Hi Davy, I have a question about the abbreviation annotation. It seems that the corpus lacks consistency of abbreviation annotation. Sometimes abbreviations are annotated as LOC, sometimes not.
In file: PUB20975994.txt.
Why 'Th', 'VN', 'HK', 'In', 'Gd', 'YN', 'Sh', 'Sd' and 'ST' are not annotated? Some of these abbreviations can be retrieved by Geonames search engine(e.g. Th, VN). According to your annotation guideline(https://drive.google.com/file/d/1NCtHmesaXwaPHNHhDQWY1ZUjYk93HX4J/view) they should be annotated as LOC.
In file: PMC3773574
Context: DK, duck; GS, goose; SbD, spot-billed duck; MD, mallard duck; BbM, black-billed
magpie; CHU, chukkar; GF, guinea fowl; PG, pigeon; PH, pheasant; QA, quail; FR, ferret;
PT, partridge; SW, swine; WD, wild duck; HK, Hong Kong.
Why 'HK' here is annotated as LOC?Posted by: chengchen.xpj @ Jan. 10, 2019, 2:22 p.m.

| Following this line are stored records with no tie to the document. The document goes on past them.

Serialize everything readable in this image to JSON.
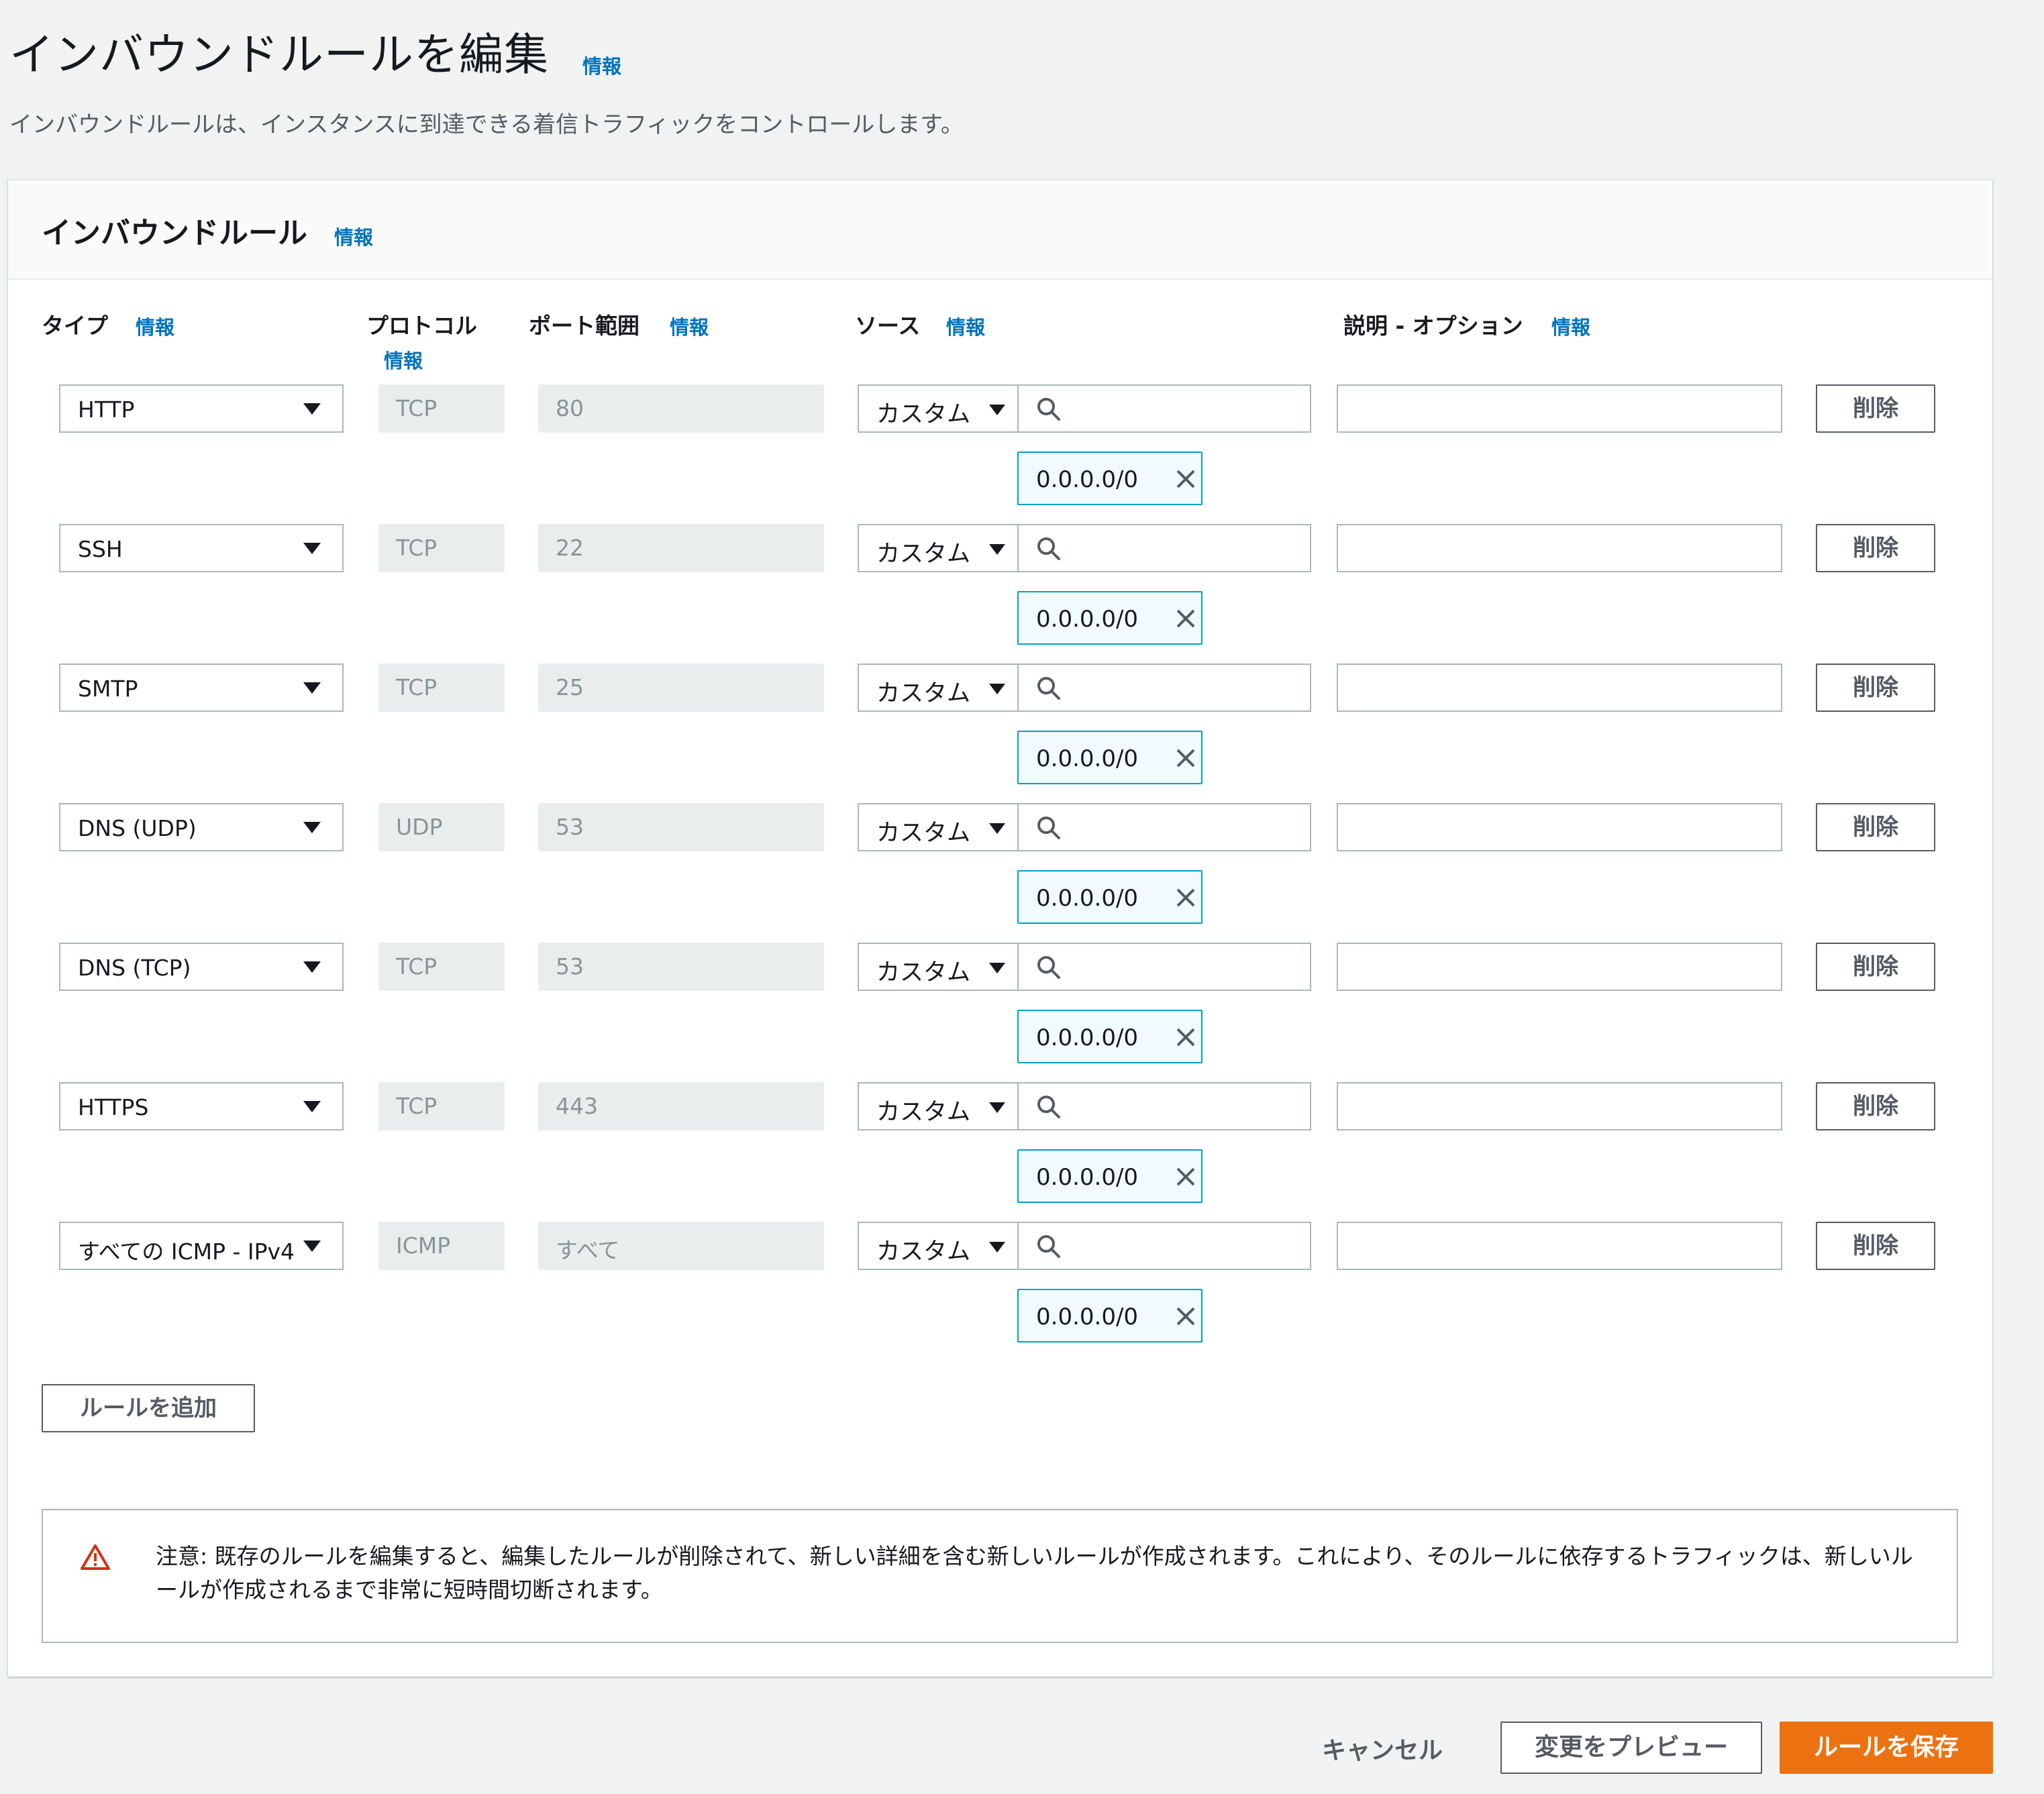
{
  "header": {
    "title": "インバウンドルールを編集",
    "info": "情報",
    "description": "インバウンドルールは、インスタンスに到達できる着信トラフィックをコントロールします。"
  },
  "panel": {
    "title": "インバウンドルール",
    "info": "情報",
    "columns": {
      "type": "タイプ",
      "type_info": "情報",
      "protocol": "プロトコル",
      "protocol_info": "情報",
      "port": "ポート範囲",
      "port_info": "情報",
      "source": "ソース",
      "source_info": "情報",
      "description": "説明 - オプション",
      "description_info": "情報"
    },
    "rules": [
      {
        "type": "HTTP",
        "protocol": "TCP",
        "port": "80",
        "source_type": "カスタム",
        "source_value": "0.0.0.0/0",
        "description": "",
        "delete_label": "削除"
      },
      {
        "type": "SSH",
        "protocol": "TCP",
        "port": "22",
        "source_type": "カスタム",
        "source_value": "0.0.0.0/0",
        "description": "",
        "delete_label": "削除"
      },
      {
        "type": "SMTP",
        "protocol": "TCP",
        "port": "25",
        "source_type": "カスタム",
        "source_value": "0.0.0.0/0",
        "description": "",
        "delete_label": "削除"
      },
      {
        "type": "DNS (UDP)",
        "protocol": "UDP",
        "port": "53",
        "source_type": "カスタム",
        "source_value": "0.0.0.0/0",
        "description": "",
        "delete_label": "削除"
      },
      {
        "type": "DNS (TCP)",
        "protocol": "TCP",
        "port": "53",
        "source_type": "カスタム",
        "source_value": "0.0.0.0/0",
        "description": "",
        "delete_label": "削除"
      },
      {
        "type": "HTTPS",
        "protocol": "TCP",
        "port": "443",
        "source_type": "カスタム",
        "source_value": "0.0.0.0/0",
        "description": "",
        "delete_label": "削除"
      },
      {
        "type": "すべての ICMP - IPv4",
        "protocol": "ICMP",
        "port": "すべて",
        "source_type": "カスタム",
        "source_value": "0.0.0.0/0",
        "description": "",
        "delete_label": "削除"
      }
    ],
    "add_rule_label": "ルールを追加",
    "warning": {
      "icon": "warning-icon",
      "text": "注意: 既存のルールを編集すると、編集したルールが削除されて、新しい詳細を含む新しいルールが作成されます。これにより、そのルールに依存するトラフィックは、新しいルールが作成されるまで非常に短時間切断されます。",
      "color": "#d13212"
    }
  },
  "footer": {
    "cancel_label": "キャンセル",
    "preview_label": "変更をプレビュー",
    "save_label": "ルールを保存",
    "save_color": "#ec7211"
  }
}
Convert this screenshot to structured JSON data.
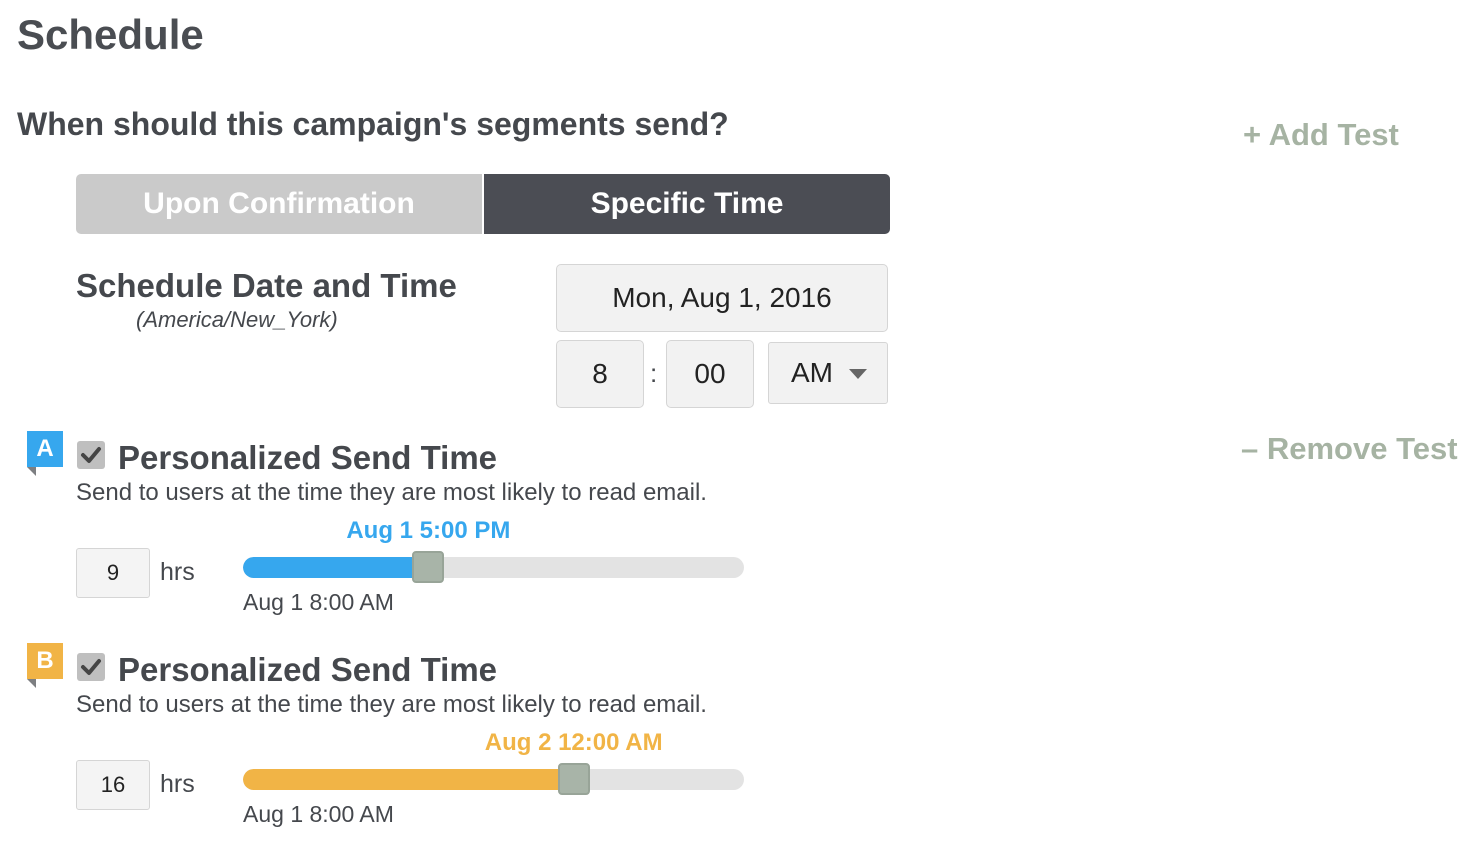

Regarding the abbreviations in PUB20975994.txt, these would be FNs. As stated in previous answers the abbreviation annotation was inconsistent in a subset of the training corpus which was released in 2015 with the publication of a paper. In PMC3773574, this is from a description of a figure (which is not shown in the text file) so I assume that annotator thought it was a reference to a location and annotated both ‘HK’ and ‘Hong Kong’ as LOC.